The state’s 2006 health law expanded insurance coverage for women ages 18 to 64 from 91 percent the year the bill was signed to 97 percent as of 2009. It boosted access to maternity care and contraception, and it prohibited practices that blocked care for women, such as using gender as a factor in determining the price of a plan. But women in the state, particularly those who are low-income or immigrants, continue to face challenges.
Dr. Paula Johnson, director of the Mary Horrigan Connors Center for Women’s Health at Brigham & Women’s Hospital, last month brought a list of lessons learned to Washington, talking to lawmakers and speaking at a Senate briefing about what needs to be done locally and nationally to further improve care for women.
“In everything we do, if you don’t have people at the table thinking about that lens of women’s health, it will not routinely get addressed,” she said in an interview in her office last week. “It will not routinely be included in the discussion, and we have examples of that time and time again.”
The recommendations Johnson made in Washington grew out of a detailed report the Connors Center produced last year with the Massachusetts Health Policy Forum showing how women have benefited under the state’s law and identifying the remaining gaps in coverage:
1. Improve continuity of coverage: Because they generally have lower incomes than men, are more susceptible to changes in employment status, and are less likely to be the primary policyholder on a plan, women more often get stuck in what industry analysts call “churn.” They might get dropped from one plan and have a time lag before they can get enrolled in another, or they might get a new job and lose eligibility for a state-subsidized policy.
Not only does churn cause some women to experience gaps in coverage, but the turnover costs millions in administrative costs, Johnson said. She recommended that Congress encourage states to require that people verify their income eligibility for subsidized programs just once each year to reduce turnover.
2. Make care more affordable: This, of course, is a big, complicated issue and one that state lawmakers continue to struggle with. But Johnson outlined a few discrete steps that federal officials can take to help. They could require states to consider not only premiums but also out-of-pocket costs when making rules about whether a health plan meets affordability standards in state marketplaces, she said. This is particularly important because women often see multiple doctors in order to get basic care -- an internal medicine doctor and a gynecologist, for example -- and they are more likely to have chronic illnesses. Both factors lead to higher out-of-pocket costs.
3. Focus on access to primary care: Shortages in primary care providers, obstetricians, gynecologists, and psychiatrists are a problem for women in Massachusetts. Johnson said Congress could help by providing ongoing funding for programs that train new doctors in these areas.
4. Improve access to long-term care: This is a double-whammy for women. They are more likely to need it, because they live longer. And they are more likely to become the informal caregiver for a relative in need. Johnson is a supporter of the CLASS Act, a measure championed by Senator Edward Kennedy and put on hold by the Obama administration last month. That program would provide seniors with a cash to buy long-term care services. Johnson said Congress should pursue a similar model.
“This is a major women’s health issue in the baby boom generation,” Johnson said. “It will be one of the issues of our time.”
5. Improve health equity: Massachusetts has long been a leader in investing in public health. More will be needed here and nationally as the Affordable Care Act takes effect, Johnson said. Massachusetts created a council focused on identifying and addressing health care disparities, and the state has invested in advertising and outreach programs to groups who historically have had limited access to care. Johnson said Congress should set aside money to follow through on similar efforts outlined in the Affordable Care Act.

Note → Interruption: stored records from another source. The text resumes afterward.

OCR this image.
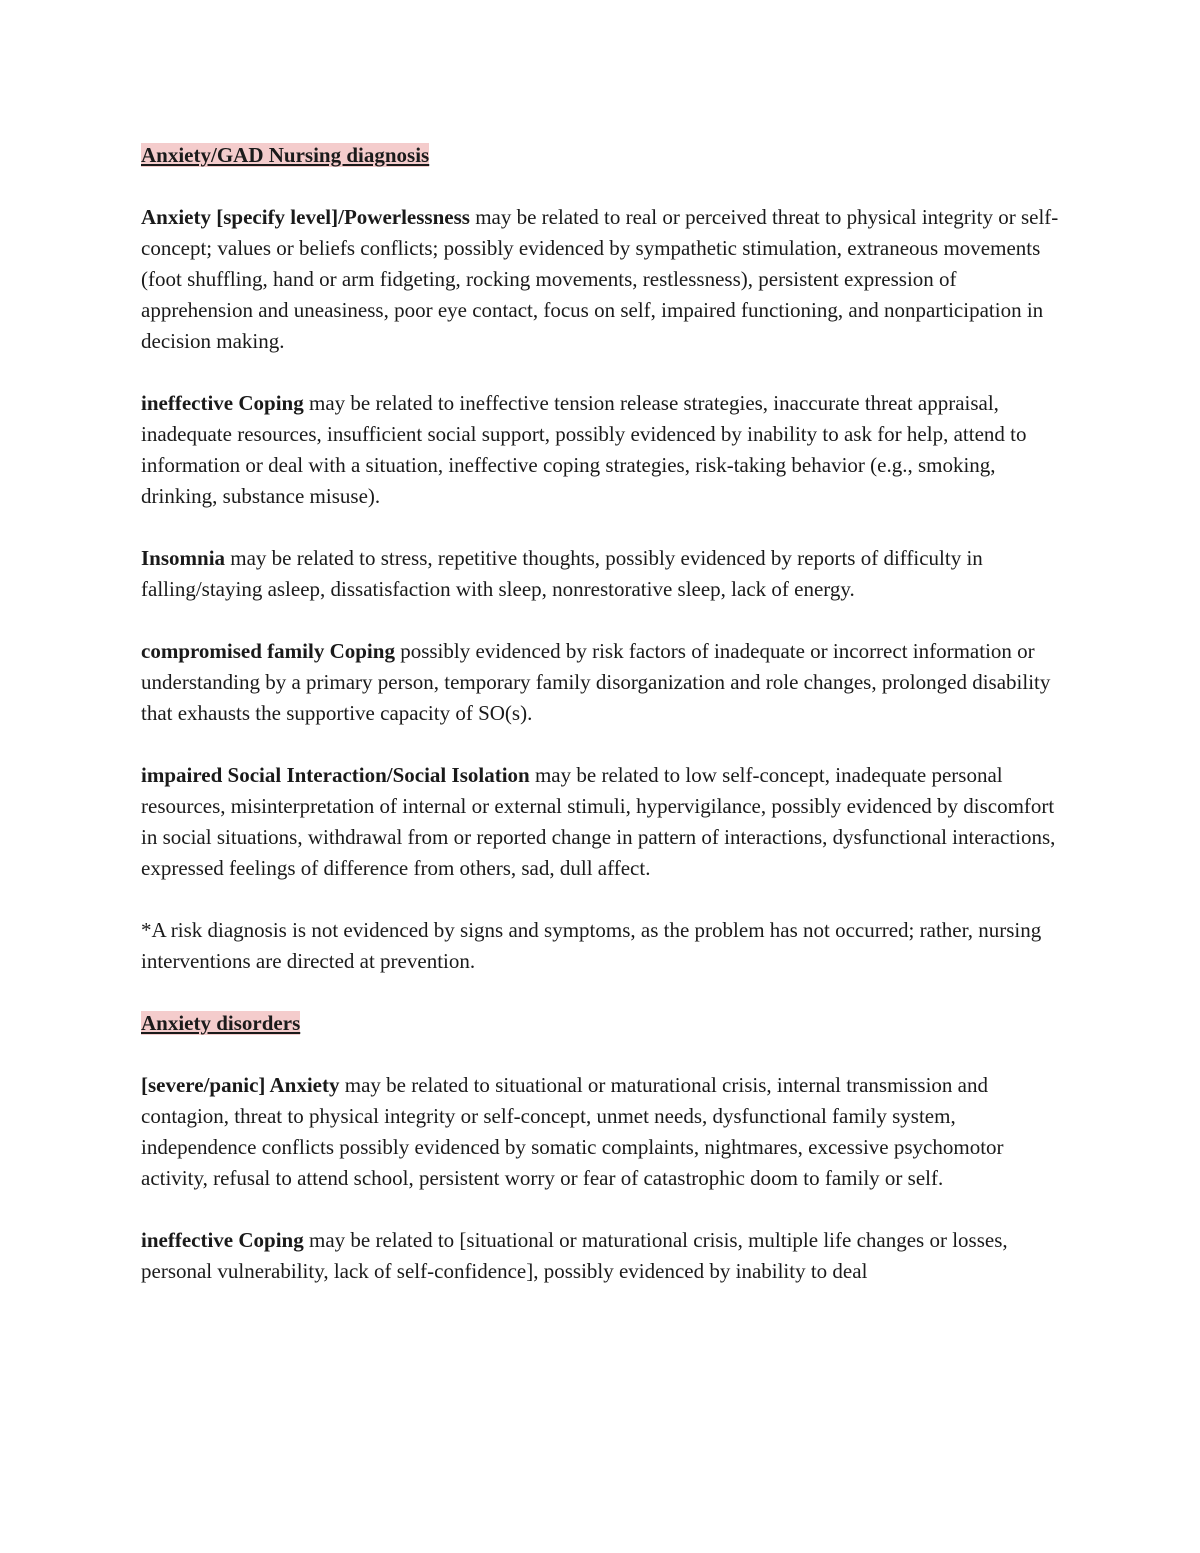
Anxiety/GAD Nursing diagnosis

Anxiety [specify level]/Powerlessness may be related to real or perceived threat to physical integrity or self-concept; values or beliefs conflicts; possibly evidenced by sympathetic stimulation, extraneous movements (foot shuffling, hand or arm fidgeting, rocking movements, restlessness), persistent expression of apprehension and uneasiness, poor eye contact, focus on self, impaired functioning, and nonparticipation in decision making.

ineffective Coping may be related to ineffective tension release strategies, inaccurate threat appraisal, inadequate resources, insufficient social support, possibly evidenced by inability to ask for help, attend to information or deal with a situation, ineffective coping strategies, risk-taking behavior (e.g., smoking, drinking, substance misuse).

Insomnia may be related to stress, repetitive thoughts, possibly evidenced by reports of difficulty in falling/staying asleep, dissatisfaction with sleep, nonrestorative sleep, lack of energy.

compromised family Coping possibly evidenced by risk factors of inadequate or incorrect information or understanding by a primary person, temporary family disorganization and role changes, prolonged disability that exhausts the supportive capacity of SO(s).

impaired Social Interaction/Social Isolation may be related to low self-concept, inadequate personal resources, misinterpretation of internal or external stimuli, hypervigilance, possibly evidenced by discomfort in social situations, withdrawal from or reported change in pattern of interactions, dysfunctional interactions, expressed feelings of difference from others, sad, dull affect.

*A risk diagnosis is not evidenced by signs and symptoms, as the problem has not occurred; rather, nursing interventions are directed at prevention.

Anxiety disorders

[severe/panic] Anxiety may be related to situational or maturational crisis, internal transmission and contagion, threat to physical integrity or self-concept, unmet needs, dysfunctional family system, independence conflicts possibly evidenced by somatic complaints, nightmares, excessive psychomotor activity, refusal to attend school, persistent worry or fear of catastrophic doom to family or self.

ineffective Coping may be related to [situational or maturational crisis, multiple life changes or losses, personal vulnerability, lack of self-confidence], possibly evidenced by inability to deal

6. Track the effects for women: For years, Johnson has been pushing for more women to be included in clinical studies and for data from those studies to be evaluated according to both gender and race.
“It’s one thing to include women, but if you don’t know how women respond differently, that’s a problem,” she said. “That is something we see over and over again.”
The state’s track record on this issue is so-so, she said. As an example, she said, the state succeeded in driving down smoking rates among Medicaid enrollees when it expanded coverage of cessation programs in 2006. In the first two and a half years, smoking rates dropped about 10 percent. The state doesn't have that data available by sex, Johnson said. “And we should.”
Johnson encouraged Congress to pass the Health Equity and Accountability Act of 2011 and ensure that it includes routine reporting of data by sex and race.
Johnson’s center and partners are putting together a summit of women’s health experts to draft a plan aimed at helping states focus on women as they overhaul their health insurance systems under the Affordable Care Act.